It may not be anywhere near as robust as the oversight that the National Security Agency has been using to collect worldwide phone data, but the regulator of the nation's stockbrokers is looking to step up its surveillance efforts of those in its charge.
According to a statement issued recently, the Financial Industry Regulatory Authority has proposed launching a system to spot brokers who may be guilty of malpractice by overcharging customers. We suspect the news may be of interest to California readers.
What FINRA is calling for is an automatic collection system of trade and commission data. The self-funded, Wall Street watchdog group says that it hopes to be able to spot and eliminate overcharging, excessive trading and stock manipulation tactics. Brokers sometimes use manipulation schemes to bolster stock prices just ahead of getting rid of shares.

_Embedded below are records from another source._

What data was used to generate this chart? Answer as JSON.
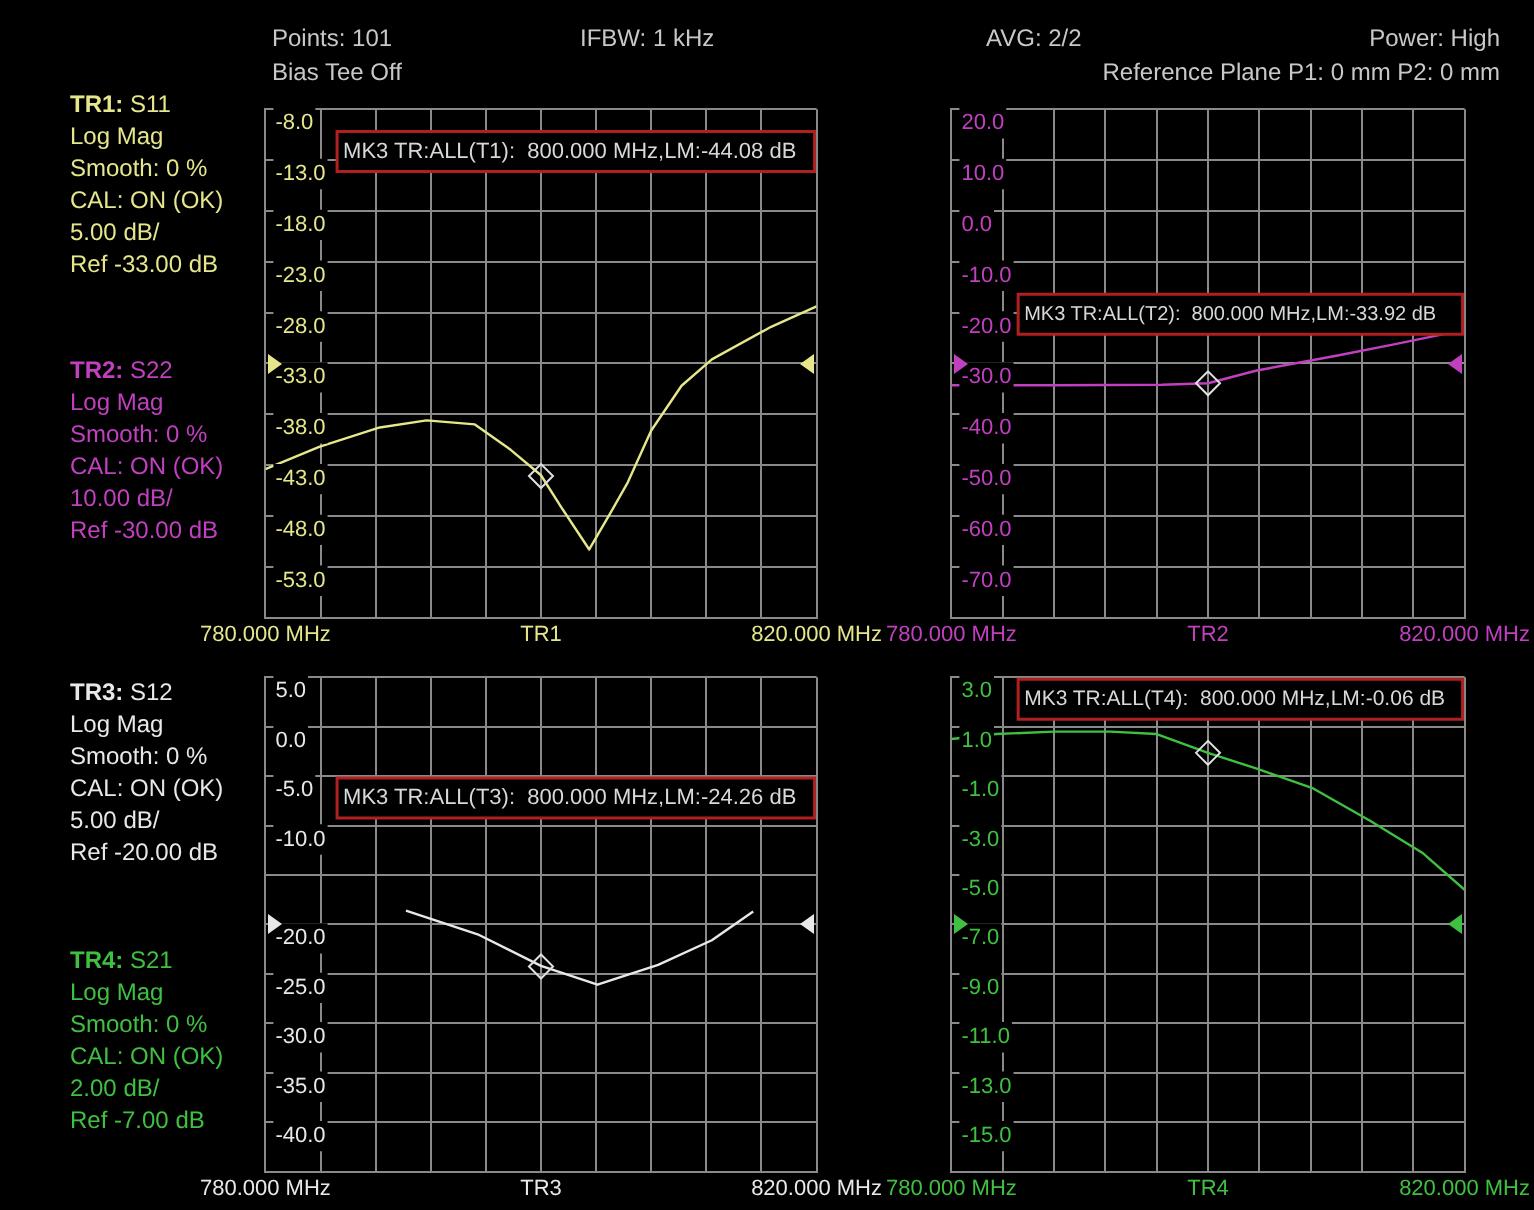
{
  "chart_data": [
    {
      "type": "other",
      "annotations": [
        "Points: 101",
        "IFBW: 1 kHz",
        "AVG: 2/2",
        "Power: High",
        "Bias Tee Off",
        "Reference Plane P1: 0 mm P2: 0 mm"
      ]
    },
    {
      "type": "other",
      "annotations": [
        "TR1: S11",
        "Log Mag",
        "Smooth: 0 %",
        "CAL: ON (OK)",
        "5.00 dB/",
        "Ref -33.00 dB",
        "TR2: S22",
        "Log Mag",
        "Smooth: 0 %",
        "CAL: ON (OK)",
        "10.00 dB/",
        "Ref -30.00 dB"
      ]
    },
    {
      "type": "line",
      "annotations": [
        "MK3 TR:ALL(T1):  800.000 MHz,LM:-44.08 dB"
      ],
      "series": [
        {
          "type": "scatter",
          "color": "#e0e0e0",
          "marker": "diamond",
          "x": [
            800
          ],
          "values": [
            -44.08
          ]
        },
        {
          "color": "#e6e68c",
          "x": [
            780,
            783.9,
            788.3,
            791.7,
            795.2,
            797.8,
            800,
            801.5,
            803.5,
            805,
            806.3,
            808,
            810.2,
            812.4,
            816.7,
            820
          ],
          "values": [
            -43.4,
            -41.2,
            -39.3,
            -38.6,
            -39.0,
            -41.5,
            -44.0,
            -47.2,
            -51.3,
            -47.8,
            -44.7,
            -39.6,
            -35.2,
            -32.6,
            -29.4,
            -27.4
          ]
        }
      ],
      "xlim": [
        780,
        820
      ],
      "xticks": [
        {
          "value": 780,
          "label": "780.000 MHz"
        },
        {
          "value": 784,
          "label": null
        },
        {
          "value": 788,
          "label": null
        },
        {
          "value": 792,
          "label": null
        },
        {
          "value": 796,
          "label": null
        },
        {
          "value": 800,
          "label": "TR1"
        },
        {
          "value": 804,
          "label": null
        },
        {
          "value": 808,
          "label": null
        },
        {
          "value": 812,
          "label": null
        },
        {
          "value": 816,
          "label": null
        },
        {
          "value": 820,
          "label": "820.000 MHz"
        }
      ],
      "ylim": [
        -58,
        -8
      ],
      "yticks": [
        {
          "value": -8,
          "label": "-8.0"
        },
        {
          "value": -13,
          "label": "-13.0"
        },
        {
          "value": -18,
          "label": "-18.0"
        },
        {
          "value": -23,
          "label": "-23.0"
        },
        {
          "value": -28,
          "label": "-28.0"
        },
        {
          "value": -33,
          "label": "-33.0"
        },
        {
          "value": -38,
          "label": "-38.0"
        },
        {
          "value": -43,
          "label": "-43.0"
        },
        {
          "value": -48,
          "label": "-48.0"
        },
        {
          "value": -53,
          "label": "-53.0"
        },
        {
          "value": -58,
          "label": null
        }
      ],
      "grid": true,
      "marker": "none"
    },
    {
      "type": "line",
      "annotations": [
        "MK3 TR:ALL(T2):  800.000 MHz,LM:-33.92 dB"
      ],
      "series": [
        {
          "type": "scatter",
          "color": "#e0e0e0",
          "marker": "diamond",
          "x": [
            800
          ],
          "values": [
            -33.92
          ]
        },
        {
          "color": "#c040c0",
          "x": [
            780,
            788,
            796.4,
            800,
            803.8,
            810,
            814.4,
            820
          ],
          "values": [
            -34.3,
            -34.3,
            -34.2,
            -33.9,
            -31.4,
            -28.5,
            -26.3,
            -23.4
          ]
        }
      ],
      "xlim": [
        780,
        820
      ],
      "xticks": [
        {
          "value": 780,
          "label": "780.000 MHz"
        },
        {
          "value": 784,
          "label": null
        },
        {
          "value": 788,
          "label": null
        },
        {
          "value": 792,
          "label": null
        },
        {
          "value": 796,
          "label": null
        },
        {
          "value": 800,
          "label": "TR2"
        },
        {
          "value": 804,
          "label": null
        },
        {
          "value": 808,
          "label": null
        },
        {
          "value": 812,
          "label": null
        },
        {
          "value": 816,
          "label": null
        },
        {
          "value": 820,
          "label": "820.000 MHz"
        }
      ],
      "ylim": [
        -80,
        20
      ],
      "yticks": [
        {
          "value": 20,
          "label": "20.0"
        },
        {
          "value": 10,
          "label": "10.0"
        },
        {
          "value": 0,
          "label": "0.0"
        },
        {
          "value": -10,
          "label": "-10.0"
        },
        {
          "value": -20,
          "label": "-20.0"
        },
        {
          "value": -30,
          "label": "-30.0"
        },
        {
          "value": -40,
          "label": "-40.0"
        },
        {
          "value": -50,
          "label": "-50.0"
        },
        {
          "value": -60,
          "label": "-60.0"
        },
        {
          "value": -70,
          "label": "-70.0"
        },
        {
          "value": -80,
          "label": null
        }
      ],
      "grid": true,
      "marker": "none"
    },
    {
      "type": "other",
      "annotations": [
        "TR3: S12",
        "Log Mag",
        "Smooth: 0 %",
        "CAL: ON (OK)",
        "5.00 dB/",
        "Ref -20.00 dB",
        "TR4: S21",
        "Log Mag",
        "Smooth: 0 %",
        "CAL: ON (OK)",
        "2.00 dB/",
        "Ref -7.00 dB"
      ]
    },
    {
      "type": "line",
      "annotations": [
        "MK3 TR:ALL(T3):  800.000 MHz,LM:-24.26 dB"
      ],
      "series": [
        {
          "type": "scatter",
          "color": "#e0e0e0",
          "marker": "diamond",
          "x": [
            800
          ],
          "values": [
            -24.26
          ]
        },
        {
          "color": "#e8e8e8",
          "x": [
            790.2,
            795.4,
            800,
            804.1,
            808.5,
            812.4,
            815.4
          ],
          "values": [
            -18.6,
            -21.0,
            -24.2,
            -26.1,
            -24.1,
            -21.6,
            -18.7
          ]
        }
      ],
      "xlim": [
        780,
        820
      ],
      "xticks": [
        {
          "value": 780,
          "label": "780.000 MHz"
        },
        {
          "value": 784,
          "label": null
        },
        {
          "value": 788,
          "label": null
        },
        {
          "value": 792,
          "label": null
        },
        {
          "value": 796,
          "label": null
        },
        {
          "value": 800,
          "label": "TR3"
        },
        {
          "value": 804,
          "label": null
        },
        {
          "value": 808,
          "label": null
        },
        {
          "value": 812,
          "label": null
        },
        {
          "value": 816,
          "label": null
        },
        {
          "value": 820,
          "label": "820.000 MHz"
        }
      ],
      "ylim": [
        -45,
        5
      ],
      "yticks": [
        {
          "value": 5,
          "label": "5.0"
        },
        {
          "value": 0,
          "label": "0.0"
        },
        {
          "value": -5,
          "label": "-5.0"
        },
        {
          "value": -10,
          "label": "-10.0"
        },
        {
          "value": -15,
          "label": null
        },
        {
          "value": -20,
          "label": "-20.0"
        },
        {
          "value": -25,
          "label": "-25.0"
        },
        {
          "value": -30,
          "label": "-30.0"
        },
        {
          "value": -35,
          "label": "-35.0"
        },
        {
          "value": -40,
          "label": "-40.0"
        },
        {
          "value": -45,
          "label": null
        }
      ],
      "grid": true,
      "marker": "none"
    },
    {
      "type": "line",
      "annotations": [
        "MK3 TR:ALL(T4):  800.000 MHz,LM:-0.06 dB"
      ],
      "series": [
        {
          "type": "scatter",
          "color": "#e0e0e0",
          "marker": "diamond",
          "x": [
            800
          ],
          "values": [
            -0.06
          ]
        },
        {
          "color": "#40c040",
          "x": [
            780,
            783.5,
            788,
            792.4,
            796,
            800,
            803.8,
            808.2,
            812.6,
            816.7,
            820
          ],
          "values": [
            0.5,
            0.7,
            0.8,
            0.8,
            0.7,
            -0.06,
            -0.7,
            -1.5,
            -2.8,
            -4.1,
            -5.6
          ]
        }
      ],
      "xlim": [
        780,
        820
      ],
      "xticks": [
        {
          "value": 780,
          "label": "780.000 MHz"
        },
        {
          "value": 784,
          "label": null
        },
        {
          "value": 788,
          "label": null
        },
        {
          "value": 792,
          "label": null
        },
        {
          "value": 796,
          "label": null
        },
        {
          "value": 800,
          "label": "TR4"
        },
        {
          "value": 804,
          "label": null
        },
        {
          "value": 808,
          "label": null
        },
        {
          "value": 812,
          "label": null
        },
        {
          "value": 816,
          "label": null
        },
        {
          "value": 820,
          "label": "820.000 MHz"
        }
      ],
      "ylim": [
        -17,
        3
      ],
      "yticks": [
        {
          "value": 3,
          "label": "3.0"
        },
        {
          "value": 1,
          "label": "1.0"
        },
        {
          "value": -1,
          "label": "-1.0"
        },
        {
          "value": -3,
          "label": "-3.0"
        },
        {
          "value": -5,
          "label": "-5.0"
        },
        {
          "value": -7,
          "label": "-7.0"
        },
        {
          "value": -9,
          "label": "-9.0"
        },
        {
          "value": -11,
          "label": "-11.0"
        },
        {
          "value": -13,
          "label": "-13.0"
        },
        {
          "value": -15,
          "label": "-15.0"
        },
        {
          "value": -17,
          "label": null
        }
      ],
      "grid": true,
      "marker": "none"
    }
  ]
}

The current system FINRA uses depends on only periodic reviews of large batches of trade data, sometimes covering months of time. Officials acknowledge that the system can miss some violations. Still, FINRA touts that more than 7,000 reviews of brokers last year resulted in about $69 million fines. What is less clear is how much victims lost as a result of broker malpractice.
Susan Axelrod, the head of FINRA's regulatory operations says the new system may prove to be something of a challenge for brokers because it requires them to provide information in a standardized format. Ever conscientious of its members, though, FINRA says it is inviting the industry to offer feedback. They have until February.
In the end, Axelrod says, the changes will mean less guesswork and better regulation of the broker industry.
What do you think? Do you think a new system will help?